Nell’ordinanza il sindaco ha sottolineato che sono pervenute frequenti segnalazioni e lamentele da parte dei cittadini e che tali giochi determinano pericoli per l’incolumità e sicurezza delle persone, oltre che per l’integrità del patrimonio pubblico e privato, oltre ad arrecare, con schiamazzi e urla, disturbo alla quiete pubblica, oltre che impedisce il riposo delle persone. D’altro canto, nell’ordinanza Laurino ha sottolineato come nel centro abitato vi siano altri spazi appositamente destinati a giocare col pallone. Ordinanza che però è abbastanza discussa.

Siamo indignati“, ha sottolineato Fabio Ruben Spera che si fa portavoce di un gruppo di cittadini, e continua: “Il nostro sindaco è l’unico, nella storia di Sant’Angelo Le Fratte, ad emettere un’ordinanza contro i bambini, per proibire loro di giocare sulla piazzetta di Padre Pio.

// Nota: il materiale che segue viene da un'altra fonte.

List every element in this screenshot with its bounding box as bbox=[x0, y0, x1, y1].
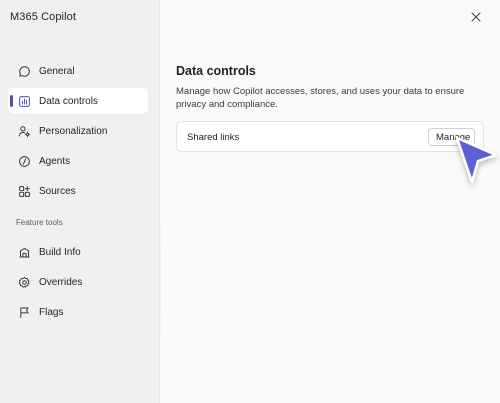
sidebar-item-label: Agents bbox=[39, 155, 71, 167]
main-content bbox=[161, 0, 500, 403]
page-title: Data controls bbox=[176, 64, 256, 78]
section-label-feature-tools: Feature tools bbox=[16, 218, 63, 227]
sidebar: M365 Copilot General Data controls Perso… bbox=[0, 0, 160, 403]
data-bars-icon bbox=[17, 94, 31, 108]
apps-grid-icon bbox=[17, 184, 31, 198]
settings-window: M365 Copilot General Data controls Perso… bbox=[0, 0, 500, 403]
sidebar-item-label: Personalization bbox=[39, 125, 108, 137]
sidebar-item-sources[interactable]: Sources bbox=[8, 178, 148, 204]
sidebar-item-label: Data controls bbox=[39, 95, 98, 107]
app-title: M365 Copilot bbox=[10, 11, 77, 23]
sidebar-item-personalization[interactable]: Personalization bbox=[8, 118, 148, 144]
cursor-pointer-icon bbox=[455, 136, 498, 184]
chat-bubble-icon bbox=[17, 64, 31, 78]
close-icon bbox=[471, 12, 481, 22]
close-button[interactable] bbox=[468, 9, 484, 25]
sidebar-item-label: Sources bbox=[39, 185, 76, 197]
sidebar-item-general[interactable]: General bbox=[8, 58, 148, 84]
person-settings-icon bbox=[17, 124, 31, 138]
active-indicator bbox=[10, 95, 13, 107]
page-description: Manage how Copilot accesses, stores, and… bbox=[176, 86, 465, 110]
sidebar-item-label: Flags bbox=[39, 306, 64, 318]
gear-icon bbox=[17, 275, 31, 289]
agent-code-icon bbox=[17, 154, 31, 168]
sidebar-item-label: Overrides bbox=[39, 276, 83, 288]
sidebar-item-overrides[interactable]: Overrides bbox=[8, 269, 148, 295]
sidebar-item-label: Build Info bbox=[39, 246, 81, 258]
shared-links-label: Shared links bbox=[187, 132, 240, 143]
shared-links-card: Shared links Manage bbox=[176, 121, 484, 152]
sidebar-item-agents[interactable]: Agents bbox=[8, 148, 148, 174]
build-icon bbox=[17, 245, 31, 259]
sidebar-item-build-info[interactable]: Build Info bbox=[8, 239, 148, 265]
sidebar-item-data-controls[interactable]: Data controls bbox=[8, 88, 148, 114]
sidebar-item-flags[interactable]: Flags bbox=[8, 299, 148, 325]
sidebar-item-label: General bbox=[39, 65, 75, 77]
flag-icon bbox=[17, 305, 31, 319]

I ragazzi hanno bisogno di spazi per crescere e socializzare, noi siamo dalla parte dei bambini, lui non se ne preoccupa affatto, i bambini non sono utili alla sua immagine, si pensa allo sky walk sul monte La Croce, agli altri murales e a una nuova statua da installare in paese. Forse siamo sciocchi noi che non capiamo che tutto ciò serve per la celebrità del primo cittadino sui social per pavoneggiarsi“.

Per i trasgressori sanzione amministrativa che va dai 25 ai 500 euro.

“Non sento lamentele dai cittadini, anzi, forse solo da una persona – afferma il sindaco Laurino – Purtroppo ci sono stati dei danni ultimamente. Ma questa ordinanza vuole preservare i luoghi e anche garantire la sicurezza. Tra l’altro, l’ordinanza riguarda solo un’area, gli spazi per giocare ci sono. Non c’è alcun divieto assoluto in paese, tra l’altro il divieto riguarda una piazzetta con un verde pubblico ben curato. I bambini, oltre ad avere luoghi appositi, possono giocare ovunque, ad esclusione di questi luoghi. E’ una questione di rispetto, c’è anche una statua di San Pio. Si tratta di una polemica strumentale oltre che inutile”.